An enhanced numerical wave tank for wave-structure interaction based on DualSPHysics+

Wave-structure interaction (WSI) is a fundamental problem in ocean and coastal engineering. In this paper, an enhanced numerical wave tank for WSI simulations is developed based on the open-source Smoothed Particle Hydrodynamics (SPH) code DualSPHysics+. The combination of the δ-SPH density diffusion term and a Riemann dissipation term (δR-SPH) is adopted to mitigate unphysical energy dissipation and thereby reduce wave attenuation.
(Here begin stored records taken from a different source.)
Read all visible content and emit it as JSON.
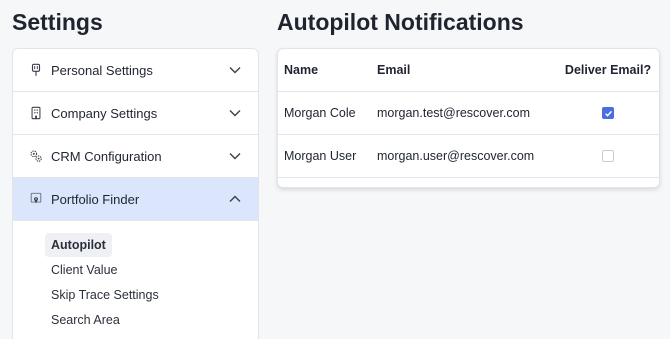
{
  "settings_title": "Settings",
  "sidebar": {
    "items": [
      {
        "label": "Personal Settings",
        "icon": "badge-icon",
        "expanded": false
      },
      {
        "label": "Company Settings",
        "icon": "building-icon",
        "expanded": false
      },
      {
        "label": "CRM Configuration",
        "icon": "gears-icon",
        "expanded": false
      },
      {
        "label": "Portfolio Finder",
        "icon": "map-pin-icon",
        "expanded": true
      }
    ],
    "sub_items": [
      {
        "label": "Autopilot",
        "active": true
      },
      {
        "label": "Client Value",
        "active": false
      },
      {
        "label": "Skip Trace Settings",
        "active": false
      },
      {
        "label": "Search Area",
        "active": false
      }
    ]
  },
  "main": {
    "title": "Autopilot Notifications",
    "table": {
      "columns": [
        "Name",
        "Email",
        "Deliver Email?"
      ],
      "rows": [
        {
          "name": "Morgan Cole",
          "email": "morgan.test@rescover.com",
          "deliver": true
        },
        {
          "name": "Morgan User",
          "email": "morgan.user@rescover.com",
          "deliver": false
        }
      ]
    }
  },
  "colors": {
    "accent": "#4a6ee0",
    "active_nav_bg": "#dbe5fb"
  }
}
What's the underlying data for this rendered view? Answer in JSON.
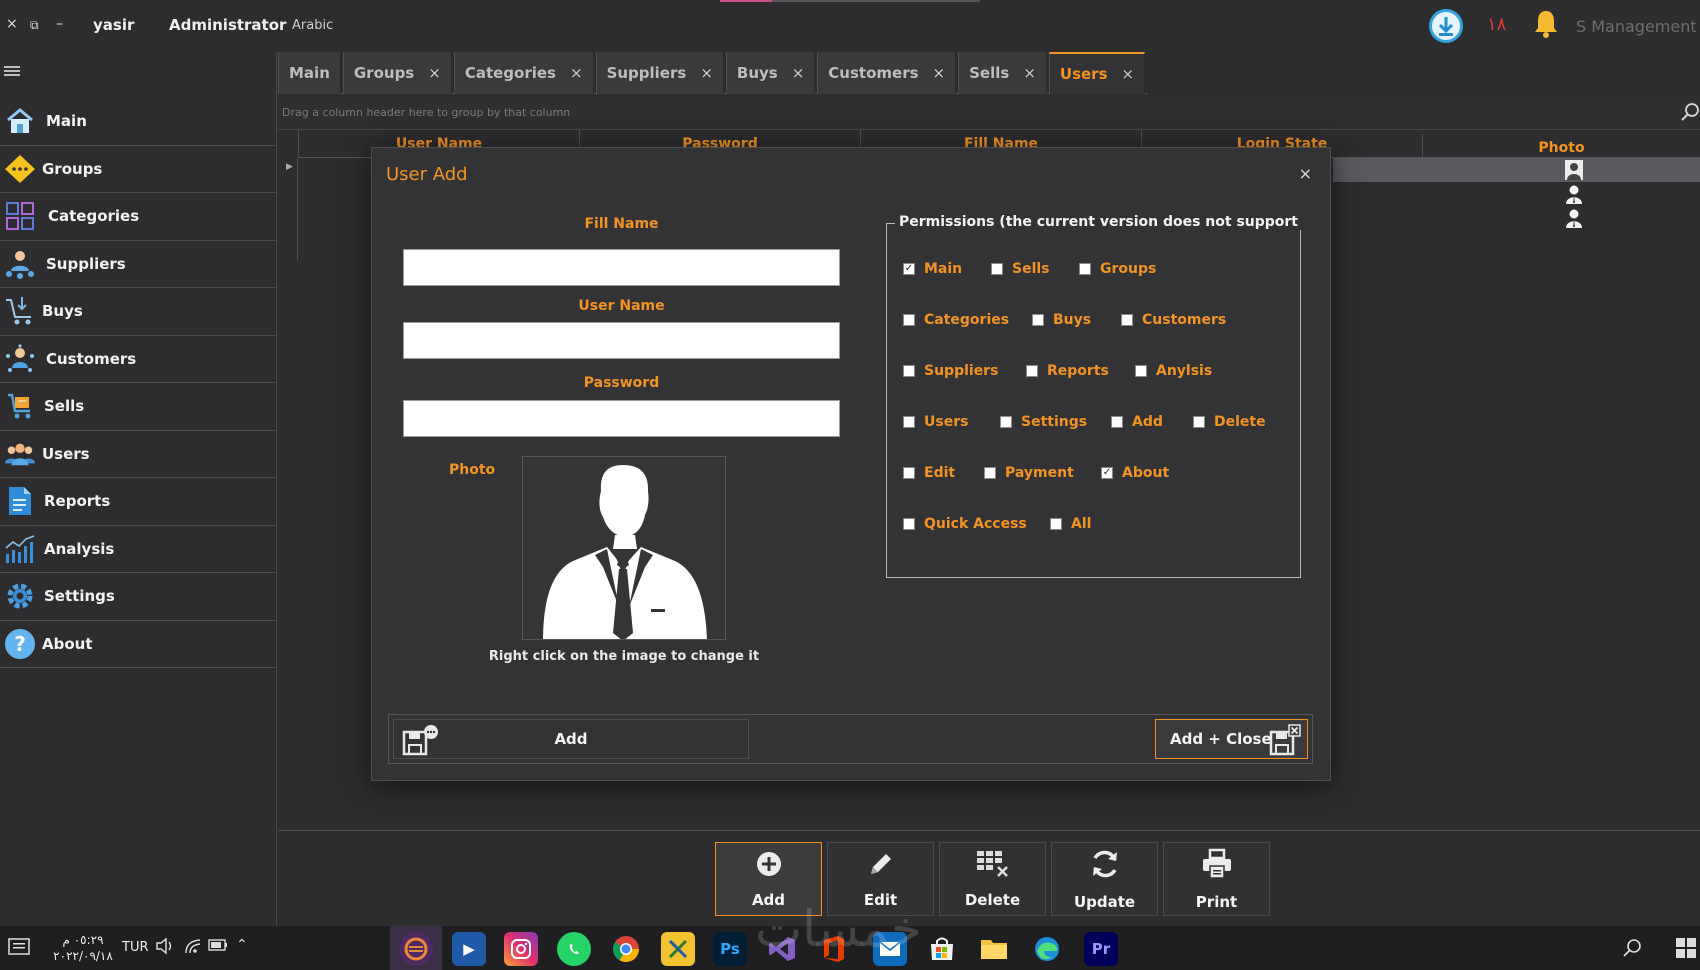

To suppress pressure oscillations during the WSI process, the Velocity Divergence Error Mitigation (VEM) and Hyperbolic/Parabolic Divergence Cleaning (HPDC) schemes are used. The Volume Conservation Shifting (VCS) scheme is employed to enhance volume conservation during long-distance wave propagation, while the Optimized Particle Shifting (OPS) scheme is introduced to improve the distribution of free surface particles. For the structural model, a second-order discretization of the momentum equation and a dynamic hourglass control scheme are implemented to enhance stress prediction accuracy and suppress spurious zero-energy modes. The developed numerical wave tank is validated against several two-dimensional and three-dimensional benchmark cases. The numerical results demonstrate enhance performance of the developed numerical wave tank in mitigating numerical dissipation and hence unphysical wave attenuations, enhancing global volume conservation, and suppressing numerical noises in fluid pressures. By incorporating the enhanced schemes in both the fluid and structural fields, the processes of wave generation, propagation, and interaction with the structure can be reproduced with higher accuracy and enhanced physical consistency.

Recommended citation: Yi Zhan, Min Luo, and Abbas Khayyer. "An enhanced numerical wave tank for wave–structure interaction based on DualSPHysics+." Ocean Engineering, 340 (2025): 122413.